Washington (AFP) – The U.S. Republican establishment suffered an embarrassing political setback Tuesday courtesy of a Tea Party challenger, who battled a long-time Senate incumbent to a draw in a Mississippi race with national implications.
Seven other states also held primaries in one of the biggest vote nights of the 2014 campaign season ahead of November’s congressional mid-term elections in which Republicans are aiming to take back the Senate from President Barack Obama’s Democrats.
But all eyes were on Mississippi, where the Tea Party movement poured outside funding into its best chance to oust an establishment Republican Senate incumbent.
The conservative movement that promotes small government and lower taxes has had a rough 2014 campaign season, mostly failing to oust mainstream Republicans including Senate Minority Leader Mitch McConnell.
It pinned its hopes on constitutional conservative and spending-slasher Chris McDaniel, a 42-year-old Mississippi state senator pitting himself against the old guard in the form of genteel Senator Thad Cochran, 76, who first won the seat in 1976.
With 95 percent of precincts reporting, McDaniel was leading Cochran by half a percentage point in the Republican Party primary battle in Gulf coast Mississippi, one of America’s poorest and most politically polarized states.
But with neither man crossing the 50 percent threshold in the multi-candidate race, McDaniel and Cochran were forced into a run-off to be held later this month.
Speaking to supporters, McDaniel said he expects to win, “whether it’s tomorrow or three weeks from tonight. This is a historic moment in this state’s history. And because of your hard work, because of your dedication, we sit here tonight leading a 42-year incumbent.”
Cochran did not speak to supporters Tuesday night.
McDaniel has seized on Cochran’s old-school style of behind-the-scenes negotiating with opponents, a quality increasingly absent in a gridlocked chamber where a take-no-prisoners attitude has come to prevail.
Experts say McDaniel could claim the momentum going into the run-off, having survived a Mississippi mudfight that saw four McDaniel supporters arrested after one sneaked into a nursing home to take pictures of Cochran’s wife, who is being treated for dementia.
Mainstream Republican strategists have quietly warned that a McDaniel primary victory could give Democrats an opening in November, complicating GOP efforts to retake the Senate.
Meanwhile candidate Joni Ernst won Iowa’s Republican primary for the seat vacated by retiring liberal Democrat Senator Tom Harkin.
Ernst is that rare Republican who managed to be courted by both the Tea Party and the establishment, and should she defeat Democratic congressman Bruce Braley in November she would become the first woman ever elected to Congress from the Hawkeye State.
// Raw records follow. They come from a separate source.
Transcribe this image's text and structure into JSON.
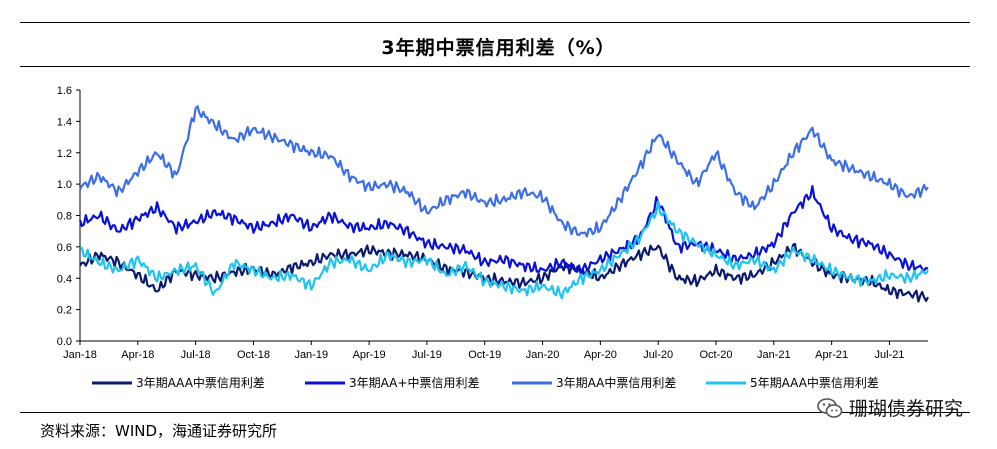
{
  "header": {
    "title": "3年期中票信用利差（%）"
  },
  "footer": {
    "source": "资料来源：WIND，海通证券研究所",
    "watermark": "珊瑚债券研究"
  },
  "chart_data": {
    "type": "line",
    "title": "3年期中票信用利差（%）",
    "xlabel": "",
    "ylabel": "",
    "ylim": [
      0,
      1.6
    ],
    "yticks": [
      "0.0",
      "0.2",
      "0.4",
      "0.6",
      "0.8",
      "1.0",
      "1.2",
      "1.4",
      "1.6"
    ],
    "x_index_max": 44,
    "xtick_labels": [
      "Jan-18",
      "Apr-18",
      "Jul-18",
      "Oct-18",
      "Jan-19",
      "Apr-19",
      "Jul-19",
      "Oct-19",
      "Jan-20",
      "Apr-20",
      "Jul-20",
      "Oct-20",
      "Jan-21",
      "Apr-21",
      "Jul-21"
    ],
    "legend_position": "bottom",
    "series": [
      {
        "name": "3年期AAA中票信用利差",
        "color": "#0b1a6e",
        "values": [
          0.48,
          0.55,
          0.5,
          0.42,
          0.32,
          0.45,
          0.42,
          0.4,
          0.44,
          0.46,
          0.42,
          0.47,
          0.5,
          0.55,
          0.55,
          0.58,
          0.56,
          0.55,
          0.52,
          0.46,
          0.44,
          0.4,
          0.38,
          0.37,
          0.4,
          0.48,
          0.45,
          0.4,
          0.48,
          0.55,
          0.6,
          0.4,
          0.38,
          0.45,
          0.4,
          0.42,
          0.5,
          0.6,
          0.5,
          0.42,
          0.4,
          0.38,
          0.32,
          0.3,
          0.28
        ]
      },
      {
        "name": "3年期AA+中票信用利差",
        "color": "#0a11d6",
        "values": [
          0.75,
          0.8,
          0.7,
          0.78,
          0.85,
          0.72,
          0.76,
          0.82,
          0.78,
          0.72,
          0.75,
          0.8,
          0.72,
          0.8,
          0.73,
          0.72,
          0.75,
          0.7,
          0.62,
          0.6,
          0.58,
          0.5,
          0.52,
          0.48,
          0.45,
          0.5,
          0.45,
          0.52,
          0.58,
          0.65,
          0.9,
          0.6,
          0.62,
          0.58,
          0.52,
          0.55,
          0.62,
          0.82,
          0.95,
          0.72,
          0.65,
          0.62,
          0.55,
          0.48,
          0.46
        ]
      },
      {
        "name": "3年期AA中票信用利差",
        "color": "#3c6ee6",
        "values": [
          0.98,
          1.05,
          0.95,
          1.08,
          1.2,
          1.05,
          1.48,
          1.38,
          1.28,
          1.35,
          1.3,
          1.25,
          1.2,
          1.18,
          1.05,
          0.98,
          1.0,
          0.95,
          0.82,
          0.9,
          0.95,
          0.88,
          0.9,
          0.95,
          0.92,
          0.75,
          0.68,
          0.72,
          0.9,
          1.1,
          1.32,
          1.15,
          1.0,
          1.2,
          0.95,
          0.85,
          1.0,
          1.2,
          1.35,
          1.15,
          1.1,
          1.05,
          1.0,
          0.92,
          0.98
        ]
      },
      {
        "name": "5年期AAA中票信用利差",
        "color": "#1fc4ee",
        "values": [
          0.58,
          0.5,
          0.45,
          0.52,
          0.4,
          0.45,
          0.48,
          0.3,
          0.5,
          0.45,
          0.4,
          0.42,
          0.35,
          0.5,
          0.52,
          0.45,
          0.55,
          0.5,
          0.52,
          0.42,
          0.48,
          0.38,
          0.35,
          0.32,
          0.35,
          0.3,
          0.4,
          0.45,
          0.55,
          0.65,
          0.85,
          0.7,
          0.62,
          0.55,
          0.48,
          0.52,
          0.45,
          0.58,
          0.52,
          0.45,
          0.4,
          0.38,
          0.42,
          0.4,
          0.45
        ]
      }
    ]
  }
}
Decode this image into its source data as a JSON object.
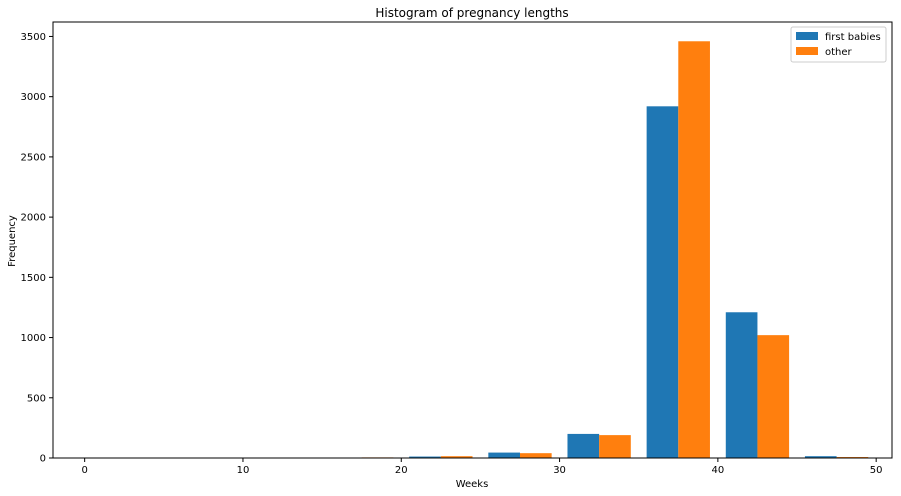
{
  "chart_data": {
    "type": "bar",
    "title": "Histogram of pregnancy lengths",
    "xlabel": "Weeks",
    "ylabel": "Frequency",
    "xlim": [
      -2,
      51
    ],
    "ylim": [
      0,
      3620
    ],
    "x_ticks": [
      0,
      10,
      20,
      30,
      40,
      50
    ],
    "y_ticks": [
      0,
      500,
      1000,
      1500,
      2000,
      2500,
      3000,
      3500
    ],
    "bin_edges": [
      0,
      5,
      10,
      15,
      20,
      25,
      30,
      35,
      40,
      45,
      50
    ],
    "legend": {
      "position": "top-right"
    },
    "series": [
      {
        "name": "first babies",
        "color": "#1f77b4",
        "values": [
          0,
          0,
          0,
          0,
          12,
          45,
          200,
          2920,
          1210,
          15
        ]
      },
      {
        "name": "other",
        "color": "#ff7f0e",
        "values": [
          0,
          0,
          0,
          5,
          15,
          40,
          190,
          3460,
          1020,
          8
        ]
      }
    ]
  }
}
In California, septuagenarian House Democrat Mike Honda finished first with a hefty margin in a primary challenge from Ro Khanna, 37, in what had been a tight Silicon Valley race.
Property lawyer and former Obama administration official Khanna drew on support from tech giants, reportedly including Facebook’s Sheryl Sandberg and Yahoo chief executive Marissa Mayer.
Under a new California ‘top-two’ system designed to break up entrenched partisanship, both will advance to a run-off in November. Both men are liberals, but Khanna is seen as presenting a more tech-industry-friendly message.
With more than half the votes counted Tuesday night, Honda had 51 percent compared to about 26 percent for Khanna. Two Republicans trailed far behind, the San Jose Mercury news reported.
The entire US House of Representatives, currently held by Republicans, is up for grabs in November.
Analysts expect the party will retain control in the lower chamber, but polls show the Senate, currently controlled 55-45 by Democrats, could swing the Republicans’ way.
Thirty-six Senate seats are in play, and at least seven Democrat-held seats are seen as being at risk.